This Friday, 5 May, is the general election for the state legislature of Karnataka, a major state in the south of India (capital Bangalore). The state is ruled by the Bharatiya Janata Party (BJP); in fact it is one of the rare states outside of the north where the party has ruled recently. With general elections due for the federal government within in a year–and potentially coming earlier–this is a key state contest to watch.
The BJP is facing a major challenge in projecting a national leader and PM candidate. It is widely expected to endorse Narendra Modi, the Chief Minister (state PM) of Gujarat. Modi campaigned today in Karnataka. However, Modi’s past associations with communal violence means that his nomination would cause severe tensions with coalition partners in the National Democratic Alliance, the BJP-ruled opposition alliance. ((Tensions are especially high the Janata Dal (United), which currently rules the northern state of Bihar in coalition with the BJP. The Chief Minister of Bihar, Nitish Kumar, has hinted at quitting the NDA is Modi is its PM candidate.)) Thus Karnataka is a test not only for the BJP and NDA as units, but for Modi personally.

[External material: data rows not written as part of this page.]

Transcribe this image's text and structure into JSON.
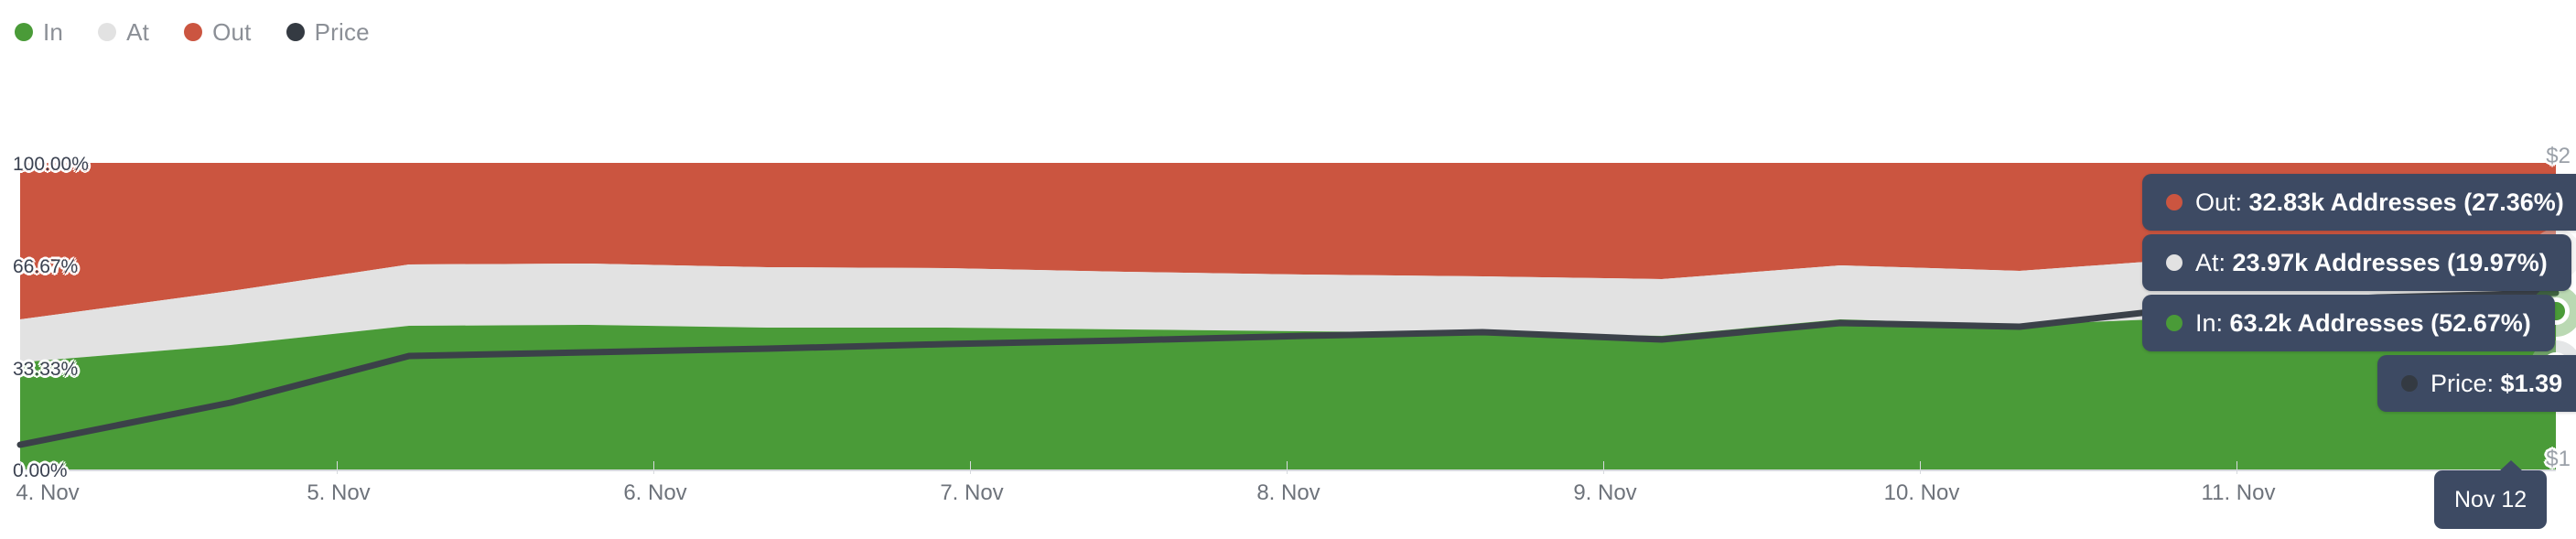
{
  "legend": {
    "items": [
      {
        "label": "In",
        "color": "#4a9b38",
        "name": "legend-item-in"
      },
      {
        "label": "At",
        "color": "#e2e2e2",
        "name": "legend-item-at"
      },
      {
        "label": "Out",
        "color": "#cb5540",
        "name": "legend-item-out"
      },
      {
        "label": "Price",
        "color": "#343a42",
        "name": "legend-item-price"
      }
    ]
  },
  "axes": {
    "y_left_labels": [
      "100.00%",
      "66.67%",
      "33.33%",
      "0.00%"
    ],
    "y_right_labels": [
      "$2",
      "$1"
    ],
    "x_labels": [
      "4. Nov",
      "5. Nov",
      "6. Nov",
      "7. Nov",
      "8. Nov",
      "9. Nov",
      "10. Nov",
      "11. Nov"
    ]
  },
  "crosshair": {
    "x_label": "Nov 12"
  },
  "tooltips": [
    {
      "series": "Out",
      "label": "Out:",
      "value": "32.83k Addresses (27.36%)",
      "color": "#cb5540"
    },
    {
      "series": "At",
      "label": "At:",
      "value": "23.97k Addresses (19.97%)",
      "color": "#e2e2e2"
    },
    {
      "series": "In",
      "label": "In:",
      "value": "63.2k Addresses (52.67%)",
      "color": "#4a9b38"
    },
    {
      "series": "Price",
      "label": "Price:",
      "value": "$1.39",
      "color": "#343a42"
    }
  ],
  "chart_data": {
    "type": "area",
    "title": "",
    "subtitle": "",
    "xlabel": "",
    "ylabel": "",
    "stacked": true,
    "normalized": true,
    "grid": false,
    "legend_position": "top-left",
    "ylim": [
      0,
      100
    ],
    "ytick_labels": [
      "0.00%",
      "33.33%",
      "66.67%",
      "100.00%"
    ],
    "ytick_values": [
      0,
      33.33,
      66.67,
      100
    ],
    "y2_label": "Price",
    "y2lim": [
      1,
      2
    ],
    "y2tick_labels": [
      "$1",
      "$2"
    ],
    "y2tick_values": [
      1,
      2
    ],
    "x": [
      "4. Nov",
      "5. Nov",
      "6. Nov",
      "7. Nov",
      "8. Nov",
      "9. Nov",
      "10. Nov",
      "11. Nov",
      "Nov 12"
    ],
    "series": [
      {
        "name": "In",
        "color": "#4a9b38",
        "stack": true,
        "values": [
          37.0,
          43.0,
          47.5,
          47.8,
          48.2,
          50.0,
          49.6,
          51.6,
          52.67
        ]
      },
      {
        "name": "At",
        "color": "#e2e2e2",
        "stack": true,
        "values": [
          9.5,
          12.0,
          17.0,
          16.8,
          16.6,
          17.8,
          18.4,
          19.2,
          19.97
        ]
      },
      {
        "name": "Out",
        "color": "#cb5540",
        "stack": true,
        "values": [
          53.5,
          45.0,
          35.5,
          35.4,
          35.2,
          32.2,
          32.0,
          29.2,
          27.36
        ]
      },
      {
        "name": "Price",
        "color": "#343a42",
        "type": "line",
        "axis": "y2",
        "values": [
          1.08,
          1.22,
          1.31,
          1.315,
          1.32,
          1.335,
          1.33,
          1.375,
          1.39
        ]
      }
    ],
    "highlight_point": {
      "x": "Nov 12",
      "In": "63.2k Addresses (52.67%)",
      "At": "23.97k Addresses (19.97%)",
      "Out": "32.83k Addresses (27.36%)",
      "Price": "$1.39"
    }
  }
}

The federal ruling party, the Indian National Congress (which rules through the United Progressive Alliance), has dispatched its national leader, Sonia Gandhi, to campaign in Karnataka as well.
The BJP has experienced internal splits in the state, including the launching of a new party, the Karnataka Janata Paksha (KJP), by former Chief Minister B.S. Yeddyurappa. The BJP is unlikely to retain a majority of seats. Yeddyurappa has stated that, “There is no question of going back to the BJP”. If Congress likewise does not win a majority, a Congress-KJP post-poll alliance is likely.